EVALUATION OF EVOLVED AND BARCODED XYLOSE FERMENTING STRAINS FOR BIOETHANOL PRODUCTION FROM LIGNOCELLULOSE
Conference poster, 2012
Lignocellulosic raw materials for bioethanol production are today the basis for many ethanol production sites around the world. However, the utilization of engineered yeast strains for second generation ethanol production at large-scale can still be improved. Yeasts mainly use the sugars present in the lignocellulosic biomass but, toxic compounds derived from cellulose, hemicellulose and lignin degradation during pretreatment are also found in the media and inhibit yeast growth. Furthermore, wild type Saccharomyces cerevisiae is not able to ferment xylose which could constitute up to 40% of the lignocellulose material. Hence the recombinant yeast strains must be robust and ferment xylose to ethanol with high yields in the presence of inhibitors.
In this study, different evolved xylose fermenting Saccharomyces cerevisiae strains have been compared in ethanol production processes from lignocellulosic hydrolysates. The differences between using single cell transformants and mixed populations will be evaluated in terms of ethanol production in large scale bioreactors.

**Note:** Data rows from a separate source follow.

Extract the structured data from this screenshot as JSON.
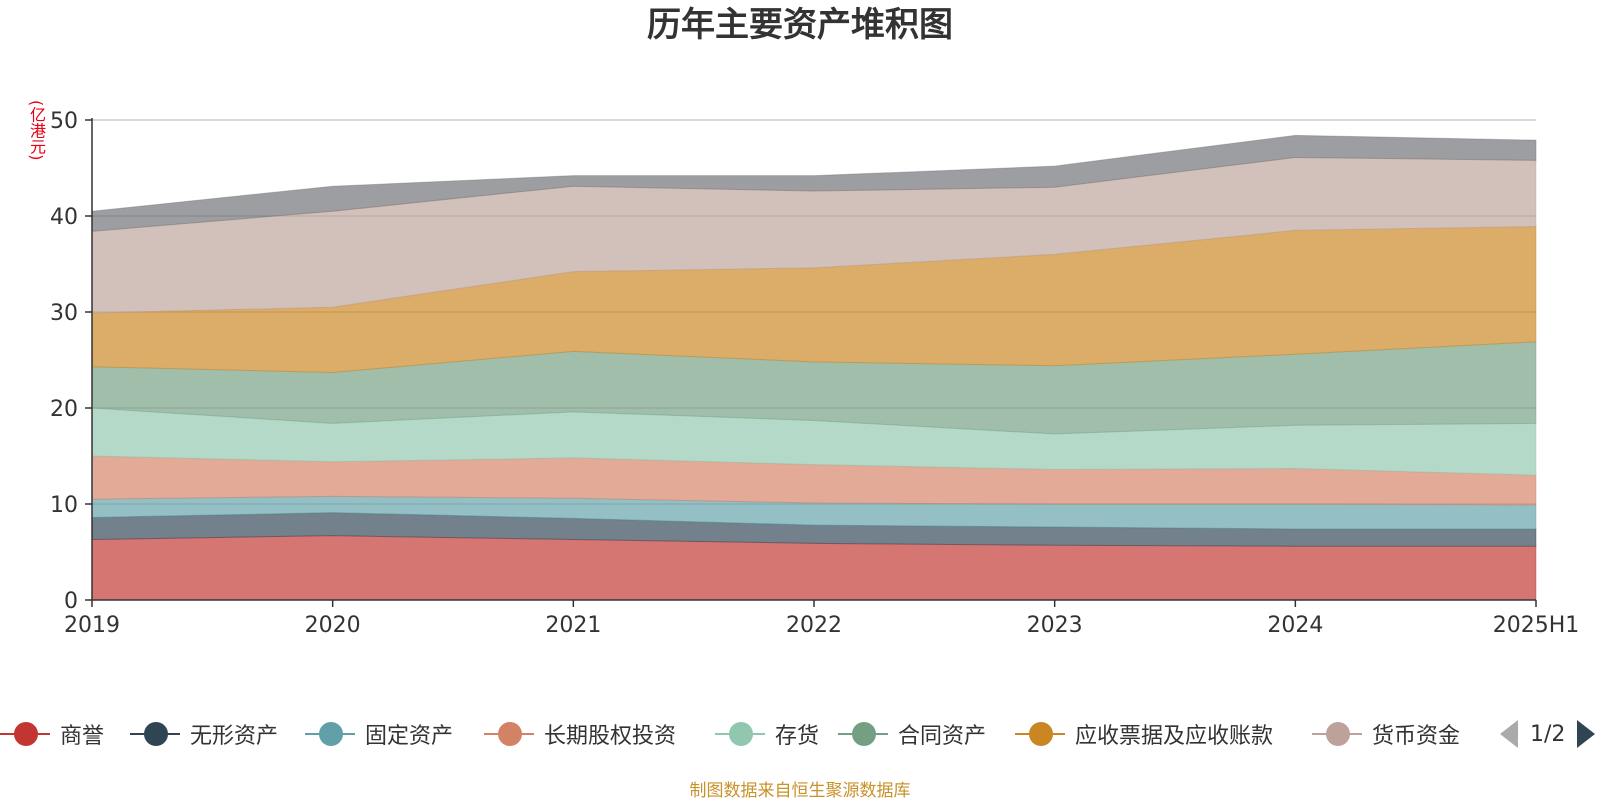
{
  "chart_data": {
    "type": "area",
    "title": "历年主要资产堆积图",
    "unit_label": "(亿港元)",
    "stacked": true,
    "x": [
      "2019",
      "2020",
      "2021",
      "2022",
      "2023",
      "2024",
      "2025H1"
    ],
    "ylim": [
      0,
      50
    ],
    "yticks": [
      0,
      10,
      20,
      30,
      40,
      50
    ],
    "grid": true,
    "legend_position": "bottom",
    "series": [
      {
        "name": "商誉",
        "color": "#c23531",
        "values": [
          6.3,
          6.7,
          6.3,
          5.9,
          5.7,
          5.6,
          5.6
        ]
      },
      {
        "name": "无形资产",
        "color": "#2f4554",
        "values": [
          2.3,
          2.4,
          2.2,
          1.9,
          1.9,
          1.8,
          1.8
        ]
      },
      {
        "name": "固定资产",
        "color": "#61a0a8",
        "values": [
          1.9,
          1.7,
          2.1,
          2.3,
          2.4,
          2.6,
          2.5
        ]
      },
      {
        "name": "长期股权投资",
        "color": "#d48265",
        "values": [
          4.5,
          3.6,
          4.2,
          4.0,
          3.6,
          3.7,
          3.1
        ]
      },
      {
        "name": "存货",
        "color": "#91c7ae",
        "values": [
          5.0,
          4.0,
          4.8,
          4.6,
          3.7,
          4.5,
          5.4
        ]
      },
      {
        "name": "合同资产",
        "color": "#749f83",
        "values": [
          4.3,
          5.3,
          6.3,
          6.1,
          7.1,
          7.4,
          8.5
        ]
      },
      {
        "name": "应收票据及应收账款",
        "color": "#ca8622",
        "values": [
          5.6,
          6.8,
          8.3,
          9.8,
          11.6,
          12.9,
          12.0
        ]
      },
      {
        "name": "货币资金",
        "color": "#bda29a",
        "values": [
          8.5,
          10.0,
          8.9,
          8.0,
          7.0,
          7.6,
          6.9
        ]
      },
      {
        "name": "",
        "color": "#6e7074",
        "values": [
          2.1,
          2.6,
          1.1,
          1.6,
          2.2,
          2.3,
          2.1
        ]
      }
    ]
  },
  "legend": {
    "items": [
      "商誉",
      "无形资产",
      "固定资产",
      "长期股权投资",
      "存货",
      "合同资产",
      "应收票据及应收账款",
      "货币资金"
    ],
    "pager_text": "1/2"
  },
  "footer": {
    "source_note": "制图数据来自恒生聚源数据库"
  }
}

Furthermore, we have established a method to barcode the evolved yeast strains in order to be able to verify their origin. It is of outmost importance that after barcoding the original characteristics of a yeast strain are maintained. Those requirements can only be fulfilled by using a dominant selection principle. We have obtained a few hundred transformants that were shown to contain the new unique barcode DNA sequence via DNA isolation and DNA sequencing. The transformed strains must be able to grow on the lignocellulosic material and consume xylose at the same rate as before the transformation which also was tested in this study.